While we appreciate the 37 recommendations from the EU’s business group on how Shanghai can transform itself into a regional economic focal point and world-leading innovation hub, it should be pointed out that at a time when global financial institutions and multinationals are scrambling to figure out how much China’s economic recovery can affect their business and how they can benefit more from it, the report looks nothing but out-of-date.
The report seems to have mostly focused on what had happened before China optimized its anti-COVID-19 response, and it lacks what the business community is currently interested in, that is, the outlook change of the Chinese economy over the past two months or the impact of such changes on foreign business confidence.

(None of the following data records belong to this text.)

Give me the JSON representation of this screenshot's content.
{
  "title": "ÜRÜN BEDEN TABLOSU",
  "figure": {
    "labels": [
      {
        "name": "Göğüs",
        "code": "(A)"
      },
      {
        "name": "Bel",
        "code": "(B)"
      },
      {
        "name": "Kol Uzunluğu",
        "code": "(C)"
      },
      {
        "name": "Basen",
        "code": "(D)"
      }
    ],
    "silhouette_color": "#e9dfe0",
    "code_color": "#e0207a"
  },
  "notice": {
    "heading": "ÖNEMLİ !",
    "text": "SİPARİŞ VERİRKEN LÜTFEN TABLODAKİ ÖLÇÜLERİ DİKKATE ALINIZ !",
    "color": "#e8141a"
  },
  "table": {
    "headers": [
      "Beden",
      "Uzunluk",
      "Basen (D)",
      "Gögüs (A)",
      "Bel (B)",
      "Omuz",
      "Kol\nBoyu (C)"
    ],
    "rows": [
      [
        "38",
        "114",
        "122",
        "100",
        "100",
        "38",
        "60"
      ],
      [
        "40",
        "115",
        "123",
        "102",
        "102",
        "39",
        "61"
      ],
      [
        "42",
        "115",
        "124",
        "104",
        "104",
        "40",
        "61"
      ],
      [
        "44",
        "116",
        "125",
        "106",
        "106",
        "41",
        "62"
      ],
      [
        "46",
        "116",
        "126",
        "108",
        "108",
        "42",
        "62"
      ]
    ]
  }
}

Moreover, its citing of some facts suggest that the EU chamber doesn’t seem to understand what is happening in China as well as one might think. For instance, it cited a figure from the Financial Times, claiming that “An increasing trend of Chinese companies making a strategic shift out of Shanghai can also be seen.” But in 2022, a total of 60 multinationals set up regional headquarters and 25 foreign-invested research and developmet (R&D) centers were founded in Shanghai. By the end of 2022, Shanghai hosted regional headquarters for 891 multinational companies and 531 foreign-funded R&D centers.
At present, the US is trying to avoid slipping into a recession, the EU is looking for new impetus to improve its economic status, and only the Chinese economy is rebounding fast, offering certainty to the global economy. Under such circumstances, the attractiveness of the Chinese market to foreign investment is obvious. The fact that top executives from multinational companies like Volkswagen and Apple are returning to China is sufficient to indicate how business enthusiasm has returned to the Chinese market.

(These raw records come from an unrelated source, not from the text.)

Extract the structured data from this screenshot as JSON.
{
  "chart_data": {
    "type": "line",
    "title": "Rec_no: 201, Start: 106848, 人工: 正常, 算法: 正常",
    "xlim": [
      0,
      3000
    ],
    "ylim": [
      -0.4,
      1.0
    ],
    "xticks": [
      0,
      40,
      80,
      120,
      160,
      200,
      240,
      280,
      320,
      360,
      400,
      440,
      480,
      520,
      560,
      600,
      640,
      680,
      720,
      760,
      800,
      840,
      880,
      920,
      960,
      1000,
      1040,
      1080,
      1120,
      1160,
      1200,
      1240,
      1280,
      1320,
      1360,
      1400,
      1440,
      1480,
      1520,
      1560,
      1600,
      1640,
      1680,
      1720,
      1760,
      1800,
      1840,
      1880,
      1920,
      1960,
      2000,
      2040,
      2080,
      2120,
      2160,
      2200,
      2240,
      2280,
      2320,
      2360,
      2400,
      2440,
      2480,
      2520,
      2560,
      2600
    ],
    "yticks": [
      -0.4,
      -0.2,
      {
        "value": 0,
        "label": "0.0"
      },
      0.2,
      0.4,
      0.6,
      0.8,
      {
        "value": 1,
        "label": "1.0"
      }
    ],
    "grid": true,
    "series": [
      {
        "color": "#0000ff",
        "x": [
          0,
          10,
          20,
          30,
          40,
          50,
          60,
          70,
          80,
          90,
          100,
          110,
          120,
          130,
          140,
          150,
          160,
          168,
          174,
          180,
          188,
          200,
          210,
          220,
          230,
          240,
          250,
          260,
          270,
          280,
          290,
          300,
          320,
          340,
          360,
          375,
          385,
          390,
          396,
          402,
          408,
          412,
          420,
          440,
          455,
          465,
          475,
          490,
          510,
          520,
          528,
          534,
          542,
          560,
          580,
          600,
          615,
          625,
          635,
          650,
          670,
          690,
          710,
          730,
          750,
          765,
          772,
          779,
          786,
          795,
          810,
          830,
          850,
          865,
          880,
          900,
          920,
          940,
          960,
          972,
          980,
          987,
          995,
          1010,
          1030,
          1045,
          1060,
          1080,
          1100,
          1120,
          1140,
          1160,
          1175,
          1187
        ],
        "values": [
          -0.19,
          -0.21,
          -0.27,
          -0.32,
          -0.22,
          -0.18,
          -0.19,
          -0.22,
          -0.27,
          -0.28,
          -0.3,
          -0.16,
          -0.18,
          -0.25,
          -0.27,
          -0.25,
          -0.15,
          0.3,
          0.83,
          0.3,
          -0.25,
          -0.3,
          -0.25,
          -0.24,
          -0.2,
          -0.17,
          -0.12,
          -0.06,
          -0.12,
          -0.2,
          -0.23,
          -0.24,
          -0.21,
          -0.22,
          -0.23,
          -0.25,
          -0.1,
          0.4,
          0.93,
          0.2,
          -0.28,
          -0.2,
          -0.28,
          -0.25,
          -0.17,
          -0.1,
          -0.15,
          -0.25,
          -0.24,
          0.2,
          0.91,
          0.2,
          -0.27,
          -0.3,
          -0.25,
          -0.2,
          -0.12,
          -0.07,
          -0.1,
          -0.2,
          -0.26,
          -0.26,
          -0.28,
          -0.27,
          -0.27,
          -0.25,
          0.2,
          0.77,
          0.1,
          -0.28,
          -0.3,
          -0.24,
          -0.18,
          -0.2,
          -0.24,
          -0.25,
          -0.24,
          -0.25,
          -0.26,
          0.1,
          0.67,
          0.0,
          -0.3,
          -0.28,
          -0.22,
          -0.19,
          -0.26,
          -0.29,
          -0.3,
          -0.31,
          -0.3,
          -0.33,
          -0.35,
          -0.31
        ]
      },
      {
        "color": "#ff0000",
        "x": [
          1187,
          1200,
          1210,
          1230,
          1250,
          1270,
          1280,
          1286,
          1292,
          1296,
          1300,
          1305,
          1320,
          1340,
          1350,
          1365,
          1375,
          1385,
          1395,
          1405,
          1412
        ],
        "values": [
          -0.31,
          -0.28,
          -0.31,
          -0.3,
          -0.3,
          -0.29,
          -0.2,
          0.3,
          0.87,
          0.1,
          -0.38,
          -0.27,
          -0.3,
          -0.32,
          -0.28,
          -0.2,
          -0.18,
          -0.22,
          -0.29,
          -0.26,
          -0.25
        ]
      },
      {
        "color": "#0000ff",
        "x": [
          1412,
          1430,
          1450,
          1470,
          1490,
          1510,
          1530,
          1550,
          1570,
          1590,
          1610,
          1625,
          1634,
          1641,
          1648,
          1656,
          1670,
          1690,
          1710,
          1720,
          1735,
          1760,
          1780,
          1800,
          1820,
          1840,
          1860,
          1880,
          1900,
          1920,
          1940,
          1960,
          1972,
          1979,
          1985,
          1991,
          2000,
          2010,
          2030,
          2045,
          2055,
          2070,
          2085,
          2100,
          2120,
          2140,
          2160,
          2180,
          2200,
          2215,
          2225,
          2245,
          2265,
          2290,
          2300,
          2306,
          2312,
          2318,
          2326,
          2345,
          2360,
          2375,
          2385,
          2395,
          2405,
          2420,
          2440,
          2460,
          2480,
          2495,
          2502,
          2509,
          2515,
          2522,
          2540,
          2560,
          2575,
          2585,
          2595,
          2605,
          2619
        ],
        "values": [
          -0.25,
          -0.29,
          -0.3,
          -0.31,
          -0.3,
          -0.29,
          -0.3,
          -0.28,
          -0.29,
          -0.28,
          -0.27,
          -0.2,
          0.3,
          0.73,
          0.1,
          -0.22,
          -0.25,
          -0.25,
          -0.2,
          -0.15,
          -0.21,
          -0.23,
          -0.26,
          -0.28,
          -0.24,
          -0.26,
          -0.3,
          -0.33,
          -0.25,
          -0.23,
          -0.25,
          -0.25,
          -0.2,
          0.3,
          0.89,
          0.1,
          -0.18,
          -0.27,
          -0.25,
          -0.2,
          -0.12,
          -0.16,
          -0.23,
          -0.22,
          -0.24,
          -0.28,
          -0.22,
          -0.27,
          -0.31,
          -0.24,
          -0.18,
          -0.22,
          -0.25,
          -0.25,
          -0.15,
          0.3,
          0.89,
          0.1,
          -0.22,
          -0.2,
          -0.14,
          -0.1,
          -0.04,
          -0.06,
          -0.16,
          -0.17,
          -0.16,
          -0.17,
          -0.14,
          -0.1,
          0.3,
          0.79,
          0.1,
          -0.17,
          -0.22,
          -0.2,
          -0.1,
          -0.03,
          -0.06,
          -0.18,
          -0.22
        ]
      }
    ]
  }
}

Moreover, the performance of the capital market also reflects business confidence in China. Data showed that in January, the amount that overseas investors pumped into A-shares via the Stock Connect program linking Shanghai, Shenzhen, and Hong Kong bourses totaled 141.3 billion yuan, marking the highest net inflow of northbound capital in history and surpassing the full-year net inflow for 2022. The figure represents global investors’ positive outlook on China’s economic growth and their confidence in the country’s economic fundamentals.
Therefore, while the epidemic had certain impact on the Chinese economy, particularly when it comes to cross-border travel, it is important to note that the economic community has moved on and is looking forward to the dividends of China’s economic recovery. This is because after the optimization of anti-COVID-19 response, China has committed to opening up the market wider and encouraging foreign investment by introducing new measures.

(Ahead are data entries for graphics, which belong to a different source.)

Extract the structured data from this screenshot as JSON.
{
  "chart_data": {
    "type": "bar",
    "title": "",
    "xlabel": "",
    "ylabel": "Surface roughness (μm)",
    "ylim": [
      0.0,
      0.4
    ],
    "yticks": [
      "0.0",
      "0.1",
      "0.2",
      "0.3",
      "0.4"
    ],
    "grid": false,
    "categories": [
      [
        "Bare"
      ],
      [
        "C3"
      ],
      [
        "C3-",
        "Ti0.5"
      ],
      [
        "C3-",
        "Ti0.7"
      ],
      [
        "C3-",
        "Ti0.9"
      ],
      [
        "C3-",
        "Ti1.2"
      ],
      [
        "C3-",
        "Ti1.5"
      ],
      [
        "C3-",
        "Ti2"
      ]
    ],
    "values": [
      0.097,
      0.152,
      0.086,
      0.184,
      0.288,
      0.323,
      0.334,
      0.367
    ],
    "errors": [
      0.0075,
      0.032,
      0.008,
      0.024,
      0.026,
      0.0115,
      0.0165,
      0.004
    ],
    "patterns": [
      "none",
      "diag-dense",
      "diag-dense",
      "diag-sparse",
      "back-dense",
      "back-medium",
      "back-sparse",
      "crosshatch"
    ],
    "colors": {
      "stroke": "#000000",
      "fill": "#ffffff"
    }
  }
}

For instance, last week, the Ministry of Commerce and the Ministry of Science and Technology rolled out a series of measures encouraging foreign investors to establish R&D centers in the country. Also, China’s willingness to strengthen cooperation with Europe has not changed.
Perhaps the EU Chamber of Commerce should be looking more closely at how to take advantage of China’s economic certainty to boost European companies’ business in China, instead of whining about some out-of-date cliche.